There are some good reasons for sacking Bishop — using her travel expenses to party at a polo frolic being one. But on China, she’s done her job of representing Australia’s interests superbly. And while those who argue China is constantly trying to interfere in Australian politics can draw their own conclusions from Raby’s diktats, the sensitivities displayed by Raby are a good guide to the Chinese regime’s thinking — one of the most successful parts of Clive Hamilton’s recent, overegged book on Chinese interference was how the Lobby reflexively uses Beijing’s talking points. The attack on Bishop — and by implication Malcolm Turnbull himself — suggests deep disgruntlement with Australia’s failure under the Turnbull government to comply with China’s regional aggression.

And as always, Raby has a bee in his bonnet about the Quadrilateral Dialogue, the recently re-started dialogue between Australia, the US, Japan and India. “Australia hopes to draw India in as the anchor to the Orwellian concept of the Indo-Pacific,” he wrote. We know that the adjective “Orwellian” has been subjected to rampant inflation in recent decades and now even the mildest misnomer or lily-gilding prompts claims of Big Brother and doublethink, but construing “Indo-Pacific” as “Orwellian” appears a new stretch even for the China Lobby — although one admires Raby’s chutzpah as an apologist for the world’s most brutal and corrupt tyranny invoking Orwell.

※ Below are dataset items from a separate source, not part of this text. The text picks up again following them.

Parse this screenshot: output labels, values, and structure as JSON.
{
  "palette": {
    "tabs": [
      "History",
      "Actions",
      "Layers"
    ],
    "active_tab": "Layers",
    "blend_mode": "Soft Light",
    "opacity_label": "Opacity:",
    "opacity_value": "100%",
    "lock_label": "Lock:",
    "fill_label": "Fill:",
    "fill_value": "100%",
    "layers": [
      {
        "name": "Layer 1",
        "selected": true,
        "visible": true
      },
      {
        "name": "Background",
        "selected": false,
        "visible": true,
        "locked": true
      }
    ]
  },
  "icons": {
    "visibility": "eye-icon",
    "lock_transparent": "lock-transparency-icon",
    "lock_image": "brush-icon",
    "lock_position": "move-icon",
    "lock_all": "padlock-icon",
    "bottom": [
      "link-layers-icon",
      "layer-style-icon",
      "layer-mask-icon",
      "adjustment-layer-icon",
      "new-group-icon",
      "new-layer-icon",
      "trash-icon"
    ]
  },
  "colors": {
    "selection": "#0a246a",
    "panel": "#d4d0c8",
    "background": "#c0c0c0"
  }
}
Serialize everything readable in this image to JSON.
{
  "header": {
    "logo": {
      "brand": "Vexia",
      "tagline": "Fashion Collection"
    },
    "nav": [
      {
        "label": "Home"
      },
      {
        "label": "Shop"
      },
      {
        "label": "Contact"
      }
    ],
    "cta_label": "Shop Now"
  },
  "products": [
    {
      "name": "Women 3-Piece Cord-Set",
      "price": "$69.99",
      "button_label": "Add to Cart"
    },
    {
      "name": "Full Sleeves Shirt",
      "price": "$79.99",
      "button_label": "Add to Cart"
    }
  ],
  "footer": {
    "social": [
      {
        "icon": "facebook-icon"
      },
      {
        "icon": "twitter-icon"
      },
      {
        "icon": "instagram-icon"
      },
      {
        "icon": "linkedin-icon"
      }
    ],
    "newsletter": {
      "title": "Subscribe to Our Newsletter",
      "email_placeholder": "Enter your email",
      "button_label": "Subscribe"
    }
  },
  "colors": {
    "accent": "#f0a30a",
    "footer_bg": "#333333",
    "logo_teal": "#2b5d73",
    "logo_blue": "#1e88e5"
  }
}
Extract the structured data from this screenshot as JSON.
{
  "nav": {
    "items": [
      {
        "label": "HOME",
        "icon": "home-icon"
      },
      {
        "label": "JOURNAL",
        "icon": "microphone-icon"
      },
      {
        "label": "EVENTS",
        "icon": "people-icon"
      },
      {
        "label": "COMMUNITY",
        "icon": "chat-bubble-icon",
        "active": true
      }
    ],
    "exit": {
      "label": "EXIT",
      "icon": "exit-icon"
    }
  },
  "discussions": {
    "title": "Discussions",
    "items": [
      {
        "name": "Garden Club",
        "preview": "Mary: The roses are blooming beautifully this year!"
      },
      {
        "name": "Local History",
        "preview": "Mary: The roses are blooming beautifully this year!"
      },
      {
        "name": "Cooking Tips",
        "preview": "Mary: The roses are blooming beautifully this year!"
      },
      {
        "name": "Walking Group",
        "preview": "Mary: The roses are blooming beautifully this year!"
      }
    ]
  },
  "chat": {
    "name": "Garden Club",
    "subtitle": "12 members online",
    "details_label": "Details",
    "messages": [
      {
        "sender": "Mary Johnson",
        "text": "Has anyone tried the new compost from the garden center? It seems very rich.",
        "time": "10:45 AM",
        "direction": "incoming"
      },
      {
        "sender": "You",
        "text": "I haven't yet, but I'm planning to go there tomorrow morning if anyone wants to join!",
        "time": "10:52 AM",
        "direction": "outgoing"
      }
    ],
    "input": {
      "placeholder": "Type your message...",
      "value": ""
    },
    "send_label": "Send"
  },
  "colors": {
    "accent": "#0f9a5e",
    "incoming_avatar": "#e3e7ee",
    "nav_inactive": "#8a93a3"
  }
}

The official line from Beijing is that there is no substance to the concept of the “Indo-Pacific” and that it will “dissipate like ocean foam” (always with the vivid metaphors, those Marxists). Raby dutifully parrots that, declaring “the Indo-Pacific as a geopolitical concept is as meaningless as the Atlanto-Pacific would be.” Thanks Geoff, we got the press release from the Foreign Ministry. But based on this, you can be sure that the Quadrilateral Dialogue and the Indo-Pacific concept is deeply rankling Beijing. Which is a sure sign that it’s in Australia’s interests to pursue it further. And it seems like Julie Bishop is the best minister to continue to do that.